Assalamu alaikum wa rahmatulahi wa barakatuh sister
This is an unfortunate situation where your ex husband had little to do with your children after you divorced, yet now you have remarried he is taking an interest in then by attempting to get them to go and live with his non-practicing parents.
The first thing I would suggest doing is getting some legal advice from someone who practices in shariah law to determine exactly what rights both you and he have regarding custody of your children as there are certain complexities to it that may or may not be compatible with what is normally practiced in your country. Allah has determined rules regarding custody that work in the children’s best interest so not is best to stick to these guidelines for the sake of everyone involved as well as being most pleasing to Allah. Knowing these rules alone will also make it easier to guide your choices about what to do next and if/how and when to tell your children. It will so give you legal support should any difficulties arise along the way.
Whatever the outcome is of the choice that is made, if you are able to talk to your ex husband under the correct circumstances, you could speak to him about making the process as easy as possible so as to make things more comfortable for the children without them having to be witness to argument’s or ill feelings.
Hopefully he will be agreeable to this, but if not, you can at least keep things comfortable on your side. You will be understandably stressed right now and it can be difficult to hide this from them, but managing your own levels of stress will help you to not let them feel it too. Children are very aware of these things and will often feel to blame for difficult times between parents, especially in the case of divorce, so it is important that amongst it all, whatever happens, that they don’t feel to blame for any of it.

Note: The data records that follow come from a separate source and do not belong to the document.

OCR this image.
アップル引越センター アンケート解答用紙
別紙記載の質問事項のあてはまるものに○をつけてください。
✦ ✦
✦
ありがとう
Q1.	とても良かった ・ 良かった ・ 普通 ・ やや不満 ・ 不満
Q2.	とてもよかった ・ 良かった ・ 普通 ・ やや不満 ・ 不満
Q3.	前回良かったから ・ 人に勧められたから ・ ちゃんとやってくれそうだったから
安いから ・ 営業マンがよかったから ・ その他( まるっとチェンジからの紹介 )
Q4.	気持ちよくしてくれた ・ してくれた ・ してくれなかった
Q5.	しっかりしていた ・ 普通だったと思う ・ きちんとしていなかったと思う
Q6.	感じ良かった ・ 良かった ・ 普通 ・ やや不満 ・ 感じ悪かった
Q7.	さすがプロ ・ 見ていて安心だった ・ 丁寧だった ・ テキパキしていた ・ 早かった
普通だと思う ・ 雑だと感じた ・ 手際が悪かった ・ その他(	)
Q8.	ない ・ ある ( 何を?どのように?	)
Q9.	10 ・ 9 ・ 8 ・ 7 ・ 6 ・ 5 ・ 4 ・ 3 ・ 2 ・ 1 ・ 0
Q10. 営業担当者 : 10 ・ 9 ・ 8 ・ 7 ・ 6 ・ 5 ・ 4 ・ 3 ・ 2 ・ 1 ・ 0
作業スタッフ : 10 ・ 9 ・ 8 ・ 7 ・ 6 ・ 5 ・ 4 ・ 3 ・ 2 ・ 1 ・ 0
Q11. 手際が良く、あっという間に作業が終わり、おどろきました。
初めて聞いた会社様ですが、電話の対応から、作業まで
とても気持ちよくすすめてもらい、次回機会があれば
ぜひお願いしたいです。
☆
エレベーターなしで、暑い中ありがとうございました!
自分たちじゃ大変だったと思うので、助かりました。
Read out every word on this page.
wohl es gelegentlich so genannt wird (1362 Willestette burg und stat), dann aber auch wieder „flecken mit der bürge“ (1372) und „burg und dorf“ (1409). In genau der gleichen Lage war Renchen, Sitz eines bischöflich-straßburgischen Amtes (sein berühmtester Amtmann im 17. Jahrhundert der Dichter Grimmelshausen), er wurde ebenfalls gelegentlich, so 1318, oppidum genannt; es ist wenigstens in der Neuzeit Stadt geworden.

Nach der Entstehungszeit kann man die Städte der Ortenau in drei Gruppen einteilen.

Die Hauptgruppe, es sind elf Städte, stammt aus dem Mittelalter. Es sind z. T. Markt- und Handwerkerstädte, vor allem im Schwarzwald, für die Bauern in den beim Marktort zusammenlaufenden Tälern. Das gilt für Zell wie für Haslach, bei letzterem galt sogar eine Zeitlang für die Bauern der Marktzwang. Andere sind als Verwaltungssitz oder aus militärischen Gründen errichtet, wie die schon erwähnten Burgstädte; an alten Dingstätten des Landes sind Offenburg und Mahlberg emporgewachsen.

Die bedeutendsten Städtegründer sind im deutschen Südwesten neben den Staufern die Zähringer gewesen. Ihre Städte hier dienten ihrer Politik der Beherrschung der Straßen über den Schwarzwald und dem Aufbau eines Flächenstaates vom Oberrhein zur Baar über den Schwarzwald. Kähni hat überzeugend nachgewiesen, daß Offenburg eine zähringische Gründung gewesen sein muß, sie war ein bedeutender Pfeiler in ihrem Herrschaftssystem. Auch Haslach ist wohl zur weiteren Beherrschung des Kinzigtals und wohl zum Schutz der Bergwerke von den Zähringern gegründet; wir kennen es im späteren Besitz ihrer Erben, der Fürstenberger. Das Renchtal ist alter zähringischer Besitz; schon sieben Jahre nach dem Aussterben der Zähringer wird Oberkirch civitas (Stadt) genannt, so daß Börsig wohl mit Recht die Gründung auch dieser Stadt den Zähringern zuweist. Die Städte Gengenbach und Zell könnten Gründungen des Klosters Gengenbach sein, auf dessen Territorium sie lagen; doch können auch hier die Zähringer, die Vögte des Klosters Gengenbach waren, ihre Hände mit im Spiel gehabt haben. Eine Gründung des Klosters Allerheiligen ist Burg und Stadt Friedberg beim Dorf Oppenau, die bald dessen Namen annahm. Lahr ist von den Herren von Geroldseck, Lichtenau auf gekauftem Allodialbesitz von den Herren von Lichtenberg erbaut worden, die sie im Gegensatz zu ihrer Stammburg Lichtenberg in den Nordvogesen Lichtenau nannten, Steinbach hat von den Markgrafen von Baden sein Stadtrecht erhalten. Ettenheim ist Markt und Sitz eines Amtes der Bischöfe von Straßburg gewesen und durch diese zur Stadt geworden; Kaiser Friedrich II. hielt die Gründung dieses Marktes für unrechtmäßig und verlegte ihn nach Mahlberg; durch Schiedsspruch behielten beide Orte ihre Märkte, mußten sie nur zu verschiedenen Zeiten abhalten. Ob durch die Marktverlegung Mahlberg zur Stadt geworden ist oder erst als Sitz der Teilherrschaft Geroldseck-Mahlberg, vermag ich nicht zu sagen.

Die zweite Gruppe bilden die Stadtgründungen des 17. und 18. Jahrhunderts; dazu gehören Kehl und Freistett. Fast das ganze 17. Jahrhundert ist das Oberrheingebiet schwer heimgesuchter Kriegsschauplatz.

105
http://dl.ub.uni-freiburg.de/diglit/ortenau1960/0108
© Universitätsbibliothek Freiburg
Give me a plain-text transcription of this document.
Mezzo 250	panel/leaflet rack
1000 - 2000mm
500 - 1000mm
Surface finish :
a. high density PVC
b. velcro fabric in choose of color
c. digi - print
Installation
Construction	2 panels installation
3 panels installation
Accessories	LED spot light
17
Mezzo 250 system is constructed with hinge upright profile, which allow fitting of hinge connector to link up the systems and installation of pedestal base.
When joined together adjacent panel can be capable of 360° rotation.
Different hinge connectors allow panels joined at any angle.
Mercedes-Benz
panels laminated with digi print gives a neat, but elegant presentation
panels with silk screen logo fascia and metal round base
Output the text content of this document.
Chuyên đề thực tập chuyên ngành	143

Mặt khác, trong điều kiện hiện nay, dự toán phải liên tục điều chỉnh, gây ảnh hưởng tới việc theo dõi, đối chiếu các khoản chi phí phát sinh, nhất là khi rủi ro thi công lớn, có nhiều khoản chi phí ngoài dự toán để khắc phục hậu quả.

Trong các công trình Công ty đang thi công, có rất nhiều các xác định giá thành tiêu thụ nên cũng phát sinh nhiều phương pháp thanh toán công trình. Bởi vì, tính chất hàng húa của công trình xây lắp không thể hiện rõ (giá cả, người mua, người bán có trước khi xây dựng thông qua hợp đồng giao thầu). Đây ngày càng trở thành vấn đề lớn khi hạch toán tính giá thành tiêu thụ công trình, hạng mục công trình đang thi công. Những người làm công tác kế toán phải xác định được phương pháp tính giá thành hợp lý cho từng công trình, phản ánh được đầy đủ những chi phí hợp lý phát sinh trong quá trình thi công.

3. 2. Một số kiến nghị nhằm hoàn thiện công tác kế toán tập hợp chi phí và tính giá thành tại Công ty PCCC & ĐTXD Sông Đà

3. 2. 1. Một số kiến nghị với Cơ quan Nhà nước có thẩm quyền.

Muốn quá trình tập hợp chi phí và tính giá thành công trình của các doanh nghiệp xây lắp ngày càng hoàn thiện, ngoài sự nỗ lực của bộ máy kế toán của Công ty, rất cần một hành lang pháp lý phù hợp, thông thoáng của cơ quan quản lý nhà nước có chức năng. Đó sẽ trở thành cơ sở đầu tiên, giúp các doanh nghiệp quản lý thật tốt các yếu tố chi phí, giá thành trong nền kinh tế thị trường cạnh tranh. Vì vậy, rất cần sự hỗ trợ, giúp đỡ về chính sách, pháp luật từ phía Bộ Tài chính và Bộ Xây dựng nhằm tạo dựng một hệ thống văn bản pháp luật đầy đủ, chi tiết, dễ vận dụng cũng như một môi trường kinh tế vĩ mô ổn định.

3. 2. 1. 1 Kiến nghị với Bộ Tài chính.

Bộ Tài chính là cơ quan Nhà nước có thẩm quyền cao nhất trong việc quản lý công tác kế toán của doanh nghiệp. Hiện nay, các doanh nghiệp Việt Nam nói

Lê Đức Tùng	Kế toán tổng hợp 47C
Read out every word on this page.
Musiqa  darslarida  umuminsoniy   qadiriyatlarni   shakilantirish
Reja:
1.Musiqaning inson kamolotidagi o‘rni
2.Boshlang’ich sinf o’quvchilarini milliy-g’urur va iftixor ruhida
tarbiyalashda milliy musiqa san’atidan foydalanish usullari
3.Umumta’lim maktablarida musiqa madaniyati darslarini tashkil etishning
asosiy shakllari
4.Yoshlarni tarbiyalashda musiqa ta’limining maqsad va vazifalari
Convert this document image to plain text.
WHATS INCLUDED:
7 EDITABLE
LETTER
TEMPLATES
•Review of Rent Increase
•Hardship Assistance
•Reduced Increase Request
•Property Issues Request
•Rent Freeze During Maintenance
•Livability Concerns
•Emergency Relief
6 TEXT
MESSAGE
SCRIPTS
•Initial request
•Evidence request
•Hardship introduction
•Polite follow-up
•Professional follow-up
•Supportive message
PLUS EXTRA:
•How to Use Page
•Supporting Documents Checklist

Whatever the outcome, if it’s possible to arrange mutual times for contact, whether it be your going to visit them in the case that they must go and stay with their grandmother, or they visit your children if they are able to stay with you.
A way to make the process easier is to make it a gradual one. So, if it is that they must go, perhaps you could begin by making visits to the grandmother for a few hours then the day, then overnight. This will also make it easier to tell them that they are going to live there as they will have gotten used to her and the house over time. Beyond this, in sha Allah you can arrange regular visits to them also. Or, if it is you that will maintain custody, you could still allow them to stay with their grandmother also and this way perhaps they will see more of their father.
If it is ruled that they must go then you need to consider if or how to tell then. As mentioned above, a gradual introduction will make this easier, but consider the emotions that they will face going to live away from home after being with you the entire time to this point. Of course, you don’t have to tell them, but this could come at a cost in how they feel in that you kept it from them, but at the same time you may feel this is the best way to protect them and make the process quicker and easier. Weigh up your options and the consequences and ask Allah to guide you through istikhara. At least, once you have the shariah guidance on the matter it will be a lot easier to answer their questions as your responses will come straight from understanding Allah’s way.
May Allah guide you to do what is right and what is most pleasing to Him. May He make the whole process smooth and easy for all whatever the outcome is.